McDonough “rightly chose not to take action” to inform Obama, Carney told reporters at the daily White House briefing.

“That’s what any White House should do,” he said amid intense questioning from reporters. “The cardinal rule here is you do not intervene in an independent investigation . . . particularly when the final conclusions have not been released.”

Critics scoffed at the claim that Obama didn’t know.

“It’s hard to believe the president didn’t know about it,” said Sen. Orrin Hatch of Utah, the top Republican on the Senate Finance Committee that is investigating the IRS abuses.

Add McDonough’s name to a growing list of White House heavyweights told in advance of the Treasury Department inspector general’s investigation that last week blew the lid off IRS targeting of Tea Party and other conservative groups for extra scrutiny of their tax-exempt status.
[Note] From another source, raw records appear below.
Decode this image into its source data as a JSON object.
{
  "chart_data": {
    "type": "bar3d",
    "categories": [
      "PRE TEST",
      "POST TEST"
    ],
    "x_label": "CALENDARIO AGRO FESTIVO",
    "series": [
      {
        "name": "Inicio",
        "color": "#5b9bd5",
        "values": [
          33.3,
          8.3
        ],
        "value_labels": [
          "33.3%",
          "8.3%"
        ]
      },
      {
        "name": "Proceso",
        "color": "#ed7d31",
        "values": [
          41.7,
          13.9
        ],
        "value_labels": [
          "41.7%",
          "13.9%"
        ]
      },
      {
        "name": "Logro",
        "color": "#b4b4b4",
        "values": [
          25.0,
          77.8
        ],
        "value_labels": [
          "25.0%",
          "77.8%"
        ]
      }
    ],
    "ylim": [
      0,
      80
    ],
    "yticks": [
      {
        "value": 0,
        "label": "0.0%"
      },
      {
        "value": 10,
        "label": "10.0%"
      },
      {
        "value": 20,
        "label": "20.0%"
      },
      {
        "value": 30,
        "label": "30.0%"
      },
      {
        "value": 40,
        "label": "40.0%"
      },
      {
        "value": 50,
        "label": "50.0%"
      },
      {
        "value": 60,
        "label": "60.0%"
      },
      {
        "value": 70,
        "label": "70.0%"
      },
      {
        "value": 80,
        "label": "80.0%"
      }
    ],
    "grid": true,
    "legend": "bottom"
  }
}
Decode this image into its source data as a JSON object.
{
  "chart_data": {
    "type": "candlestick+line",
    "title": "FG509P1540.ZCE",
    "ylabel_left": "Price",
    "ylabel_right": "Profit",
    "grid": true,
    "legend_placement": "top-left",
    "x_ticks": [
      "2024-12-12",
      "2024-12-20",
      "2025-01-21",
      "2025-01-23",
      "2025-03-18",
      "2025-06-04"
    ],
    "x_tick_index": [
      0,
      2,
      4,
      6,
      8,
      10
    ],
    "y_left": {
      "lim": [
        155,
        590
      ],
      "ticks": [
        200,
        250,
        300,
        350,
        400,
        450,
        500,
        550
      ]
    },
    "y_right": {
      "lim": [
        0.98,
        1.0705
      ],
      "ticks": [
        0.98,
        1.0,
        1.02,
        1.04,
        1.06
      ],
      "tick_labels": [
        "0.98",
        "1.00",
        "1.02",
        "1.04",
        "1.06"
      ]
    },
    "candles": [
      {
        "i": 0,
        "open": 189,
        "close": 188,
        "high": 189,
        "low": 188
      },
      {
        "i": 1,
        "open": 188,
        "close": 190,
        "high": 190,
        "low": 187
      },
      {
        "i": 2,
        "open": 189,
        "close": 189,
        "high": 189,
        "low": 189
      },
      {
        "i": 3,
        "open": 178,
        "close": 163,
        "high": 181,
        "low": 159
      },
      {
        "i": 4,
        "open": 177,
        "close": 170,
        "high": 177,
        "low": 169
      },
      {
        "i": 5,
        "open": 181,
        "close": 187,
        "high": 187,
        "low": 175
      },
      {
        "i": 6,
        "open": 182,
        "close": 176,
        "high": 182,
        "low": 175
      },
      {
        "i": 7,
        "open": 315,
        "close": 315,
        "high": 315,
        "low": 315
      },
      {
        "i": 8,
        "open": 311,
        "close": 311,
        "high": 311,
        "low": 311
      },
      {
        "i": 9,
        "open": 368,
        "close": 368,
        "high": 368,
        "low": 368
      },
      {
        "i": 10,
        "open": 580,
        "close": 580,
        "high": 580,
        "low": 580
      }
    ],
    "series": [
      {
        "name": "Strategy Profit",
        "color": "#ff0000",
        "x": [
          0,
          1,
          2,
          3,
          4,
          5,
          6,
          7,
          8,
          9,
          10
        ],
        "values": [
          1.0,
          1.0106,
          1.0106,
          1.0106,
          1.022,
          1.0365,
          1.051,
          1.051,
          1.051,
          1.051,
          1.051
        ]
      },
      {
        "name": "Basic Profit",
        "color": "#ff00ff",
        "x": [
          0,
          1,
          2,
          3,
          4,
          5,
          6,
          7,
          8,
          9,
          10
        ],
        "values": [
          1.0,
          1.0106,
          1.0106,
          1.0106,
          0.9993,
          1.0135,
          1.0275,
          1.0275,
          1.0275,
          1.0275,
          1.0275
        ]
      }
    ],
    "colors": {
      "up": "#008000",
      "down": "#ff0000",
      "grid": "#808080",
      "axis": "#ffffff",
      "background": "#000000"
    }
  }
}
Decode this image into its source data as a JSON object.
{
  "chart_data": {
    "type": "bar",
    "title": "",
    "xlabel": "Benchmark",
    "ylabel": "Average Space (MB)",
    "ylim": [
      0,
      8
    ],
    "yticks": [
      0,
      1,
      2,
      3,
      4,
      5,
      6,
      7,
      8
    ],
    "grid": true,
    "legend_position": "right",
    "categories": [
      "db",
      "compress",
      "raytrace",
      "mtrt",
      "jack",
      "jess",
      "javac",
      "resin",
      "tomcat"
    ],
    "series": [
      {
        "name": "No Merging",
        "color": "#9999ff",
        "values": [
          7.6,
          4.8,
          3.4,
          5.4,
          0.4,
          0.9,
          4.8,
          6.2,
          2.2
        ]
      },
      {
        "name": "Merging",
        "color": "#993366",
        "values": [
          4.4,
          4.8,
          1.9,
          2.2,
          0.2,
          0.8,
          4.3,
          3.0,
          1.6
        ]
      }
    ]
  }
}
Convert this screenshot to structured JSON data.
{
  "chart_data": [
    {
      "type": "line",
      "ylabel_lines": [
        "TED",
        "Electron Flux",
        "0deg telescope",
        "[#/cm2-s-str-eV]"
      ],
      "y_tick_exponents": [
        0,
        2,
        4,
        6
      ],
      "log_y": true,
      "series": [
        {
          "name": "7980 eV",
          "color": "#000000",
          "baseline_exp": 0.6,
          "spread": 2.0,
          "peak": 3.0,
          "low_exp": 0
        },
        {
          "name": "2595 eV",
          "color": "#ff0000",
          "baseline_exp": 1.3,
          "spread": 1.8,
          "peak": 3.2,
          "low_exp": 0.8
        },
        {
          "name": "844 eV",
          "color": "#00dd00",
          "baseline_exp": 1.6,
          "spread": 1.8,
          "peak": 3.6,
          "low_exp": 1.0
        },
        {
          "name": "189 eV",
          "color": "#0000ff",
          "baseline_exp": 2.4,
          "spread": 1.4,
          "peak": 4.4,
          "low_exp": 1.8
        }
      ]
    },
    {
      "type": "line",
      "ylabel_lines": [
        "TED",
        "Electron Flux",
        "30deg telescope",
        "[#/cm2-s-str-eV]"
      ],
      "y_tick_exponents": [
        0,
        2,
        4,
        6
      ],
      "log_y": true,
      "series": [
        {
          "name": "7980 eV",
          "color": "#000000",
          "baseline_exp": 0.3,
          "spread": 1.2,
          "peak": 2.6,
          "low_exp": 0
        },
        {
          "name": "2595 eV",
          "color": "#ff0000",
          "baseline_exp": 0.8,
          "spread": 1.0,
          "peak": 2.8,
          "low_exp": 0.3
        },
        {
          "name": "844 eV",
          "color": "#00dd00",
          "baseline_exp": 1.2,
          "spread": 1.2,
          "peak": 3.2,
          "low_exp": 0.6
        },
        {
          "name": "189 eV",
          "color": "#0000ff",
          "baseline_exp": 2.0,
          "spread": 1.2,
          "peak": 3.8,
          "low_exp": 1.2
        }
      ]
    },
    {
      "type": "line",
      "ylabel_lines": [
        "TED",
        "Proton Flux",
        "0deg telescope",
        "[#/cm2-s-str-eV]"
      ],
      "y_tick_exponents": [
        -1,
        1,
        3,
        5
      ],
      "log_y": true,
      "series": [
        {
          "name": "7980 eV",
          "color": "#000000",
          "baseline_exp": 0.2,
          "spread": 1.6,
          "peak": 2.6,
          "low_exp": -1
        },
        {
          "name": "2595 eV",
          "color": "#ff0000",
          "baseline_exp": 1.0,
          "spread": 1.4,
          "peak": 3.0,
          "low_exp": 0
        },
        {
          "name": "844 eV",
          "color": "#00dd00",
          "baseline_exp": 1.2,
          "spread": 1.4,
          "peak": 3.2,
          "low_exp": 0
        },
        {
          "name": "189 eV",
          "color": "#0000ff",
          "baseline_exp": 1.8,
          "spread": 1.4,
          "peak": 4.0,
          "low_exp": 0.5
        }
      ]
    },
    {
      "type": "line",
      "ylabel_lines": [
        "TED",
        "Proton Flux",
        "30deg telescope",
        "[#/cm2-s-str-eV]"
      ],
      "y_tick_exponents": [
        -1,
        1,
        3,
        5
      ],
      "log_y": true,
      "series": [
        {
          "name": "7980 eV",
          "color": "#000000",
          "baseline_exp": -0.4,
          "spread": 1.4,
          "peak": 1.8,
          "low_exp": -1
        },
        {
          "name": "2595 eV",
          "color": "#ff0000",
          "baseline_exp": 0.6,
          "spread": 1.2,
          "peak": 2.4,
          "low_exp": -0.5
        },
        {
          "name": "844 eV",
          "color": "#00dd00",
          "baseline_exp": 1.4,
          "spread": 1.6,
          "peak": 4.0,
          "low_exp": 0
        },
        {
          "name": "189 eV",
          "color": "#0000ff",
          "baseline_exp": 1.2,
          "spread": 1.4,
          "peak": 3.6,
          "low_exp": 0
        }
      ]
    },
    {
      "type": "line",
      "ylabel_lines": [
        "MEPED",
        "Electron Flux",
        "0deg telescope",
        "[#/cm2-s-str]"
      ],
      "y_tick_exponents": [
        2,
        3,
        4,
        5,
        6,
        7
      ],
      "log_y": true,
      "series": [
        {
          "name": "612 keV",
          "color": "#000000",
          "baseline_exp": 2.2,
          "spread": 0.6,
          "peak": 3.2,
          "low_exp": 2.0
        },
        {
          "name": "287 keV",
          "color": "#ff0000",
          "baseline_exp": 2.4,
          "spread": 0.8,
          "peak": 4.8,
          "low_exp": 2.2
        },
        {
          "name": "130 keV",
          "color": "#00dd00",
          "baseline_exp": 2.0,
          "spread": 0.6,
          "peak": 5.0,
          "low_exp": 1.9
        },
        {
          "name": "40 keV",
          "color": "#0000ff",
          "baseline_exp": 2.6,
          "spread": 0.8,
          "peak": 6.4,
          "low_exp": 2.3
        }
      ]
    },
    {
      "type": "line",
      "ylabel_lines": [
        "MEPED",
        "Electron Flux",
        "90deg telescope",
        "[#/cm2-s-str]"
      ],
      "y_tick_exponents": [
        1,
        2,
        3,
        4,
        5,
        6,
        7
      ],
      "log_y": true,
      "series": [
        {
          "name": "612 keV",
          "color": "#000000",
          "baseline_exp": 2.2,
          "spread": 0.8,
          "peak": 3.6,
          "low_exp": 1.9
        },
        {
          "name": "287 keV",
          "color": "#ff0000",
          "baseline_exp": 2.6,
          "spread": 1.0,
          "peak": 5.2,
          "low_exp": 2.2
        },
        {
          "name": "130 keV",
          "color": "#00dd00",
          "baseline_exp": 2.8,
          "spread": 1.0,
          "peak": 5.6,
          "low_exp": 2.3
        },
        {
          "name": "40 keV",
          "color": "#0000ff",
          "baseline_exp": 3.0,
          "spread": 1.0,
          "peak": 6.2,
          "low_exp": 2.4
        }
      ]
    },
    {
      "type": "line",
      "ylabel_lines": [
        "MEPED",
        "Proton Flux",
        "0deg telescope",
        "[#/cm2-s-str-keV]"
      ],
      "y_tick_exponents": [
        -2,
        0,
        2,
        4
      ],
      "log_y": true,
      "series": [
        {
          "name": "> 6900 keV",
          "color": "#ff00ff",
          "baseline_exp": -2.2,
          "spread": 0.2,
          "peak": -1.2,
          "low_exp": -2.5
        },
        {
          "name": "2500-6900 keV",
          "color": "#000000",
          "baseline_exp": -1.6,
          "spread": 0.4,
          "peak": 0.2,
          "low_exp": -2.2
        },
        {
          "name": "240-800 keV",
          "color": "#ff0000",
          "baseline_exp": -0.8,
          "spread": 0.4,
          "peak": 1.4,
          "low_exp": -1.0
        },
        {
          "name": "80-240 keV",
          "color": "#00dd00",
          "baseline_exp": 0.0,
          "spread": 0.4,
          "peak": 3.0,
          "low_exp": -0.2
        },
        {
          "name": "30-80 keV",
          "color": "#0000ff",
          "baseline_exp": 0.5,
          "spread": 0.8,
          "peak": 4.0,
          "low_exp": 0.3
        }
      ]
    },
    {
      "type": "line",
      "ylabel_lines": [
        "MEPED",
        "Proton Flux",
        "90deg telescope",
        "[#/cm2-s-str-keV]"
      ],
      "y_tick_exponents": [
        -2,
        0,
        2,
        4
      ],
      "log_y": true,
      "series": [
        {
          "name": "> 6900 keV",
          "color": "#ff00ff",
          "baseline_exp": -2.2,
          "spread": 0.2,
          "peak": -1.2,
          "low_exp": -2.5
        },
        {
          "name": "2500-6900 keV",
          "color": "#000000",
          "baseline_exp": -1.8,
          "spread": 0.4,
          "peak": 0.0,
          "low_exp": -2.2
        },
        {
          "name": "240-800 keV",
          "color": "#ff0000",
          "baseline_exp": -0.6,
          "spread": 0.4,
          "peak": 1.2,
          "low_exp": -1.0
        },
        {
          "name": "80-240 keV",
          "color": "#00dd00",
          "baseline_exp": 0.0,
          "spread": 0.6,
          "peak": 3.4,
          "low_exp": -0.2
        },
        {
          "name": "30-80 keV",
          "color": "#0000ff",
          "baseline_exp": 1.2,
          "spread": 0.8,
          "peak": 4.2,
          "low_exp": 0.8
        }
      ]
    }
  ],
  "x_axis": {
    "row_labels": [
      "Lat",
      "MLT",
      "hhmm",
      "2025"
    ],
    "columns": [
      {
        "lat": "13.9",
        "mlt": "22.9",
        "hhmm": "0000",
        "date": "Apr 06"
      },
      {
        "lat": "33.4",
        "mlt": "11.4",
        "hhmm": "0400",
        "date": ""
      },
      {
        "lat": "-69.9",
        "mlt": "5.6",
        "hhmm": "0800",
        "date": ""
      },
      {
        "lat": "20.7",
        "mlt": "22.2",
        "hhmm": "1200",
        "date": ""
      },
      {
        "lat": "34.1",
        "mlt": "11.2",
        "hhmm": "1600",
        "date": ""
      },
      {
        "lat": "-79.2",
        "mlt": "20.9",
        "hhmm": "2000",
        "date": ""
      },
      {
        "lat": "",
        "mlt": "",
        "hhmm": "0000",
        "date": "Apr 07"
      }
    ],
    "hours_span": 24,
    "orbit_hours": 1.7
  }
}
The inspector general found that the IRS wrongly flagged tax-exempt applications that included the names “Tea Party,” “patriots,” “9/12 Project,” “government spending” and “government debt.”

Carney last week gave only a fuzzy account of who in the White House knew about the IG probe. He said only that some staff in the White House counsel’s office knew about it.

It turned out that White House chief counsel Kathryn Ruemmler was briefed about the IG’s explosive findings April 24, about three weeks before President Obama claims he learned of it from news reports.

Tea Party groups have been complaining about IRS harassment for nearly two years.

Peppered by reporters’ sharp questions, Carney insisted that Obama responded appropriately by not taking action until now.

“In response to those accusations there was an IG audit launched . . . and the findings are what we now know and the president’s response to those findings could not be more clear,” he said. “People need to be held responsible and we need to make sure this activity doesn’t happen again — because it is very important that the American people believe that the IRS applies our tax laws fairly and neutrally.

“I mean, nobody’s been more outraged by the reported conduct here than the president of the United States,” said Carney.

Meanwhile Senate investigators also are searching for links between the White House and the IRS misconduct.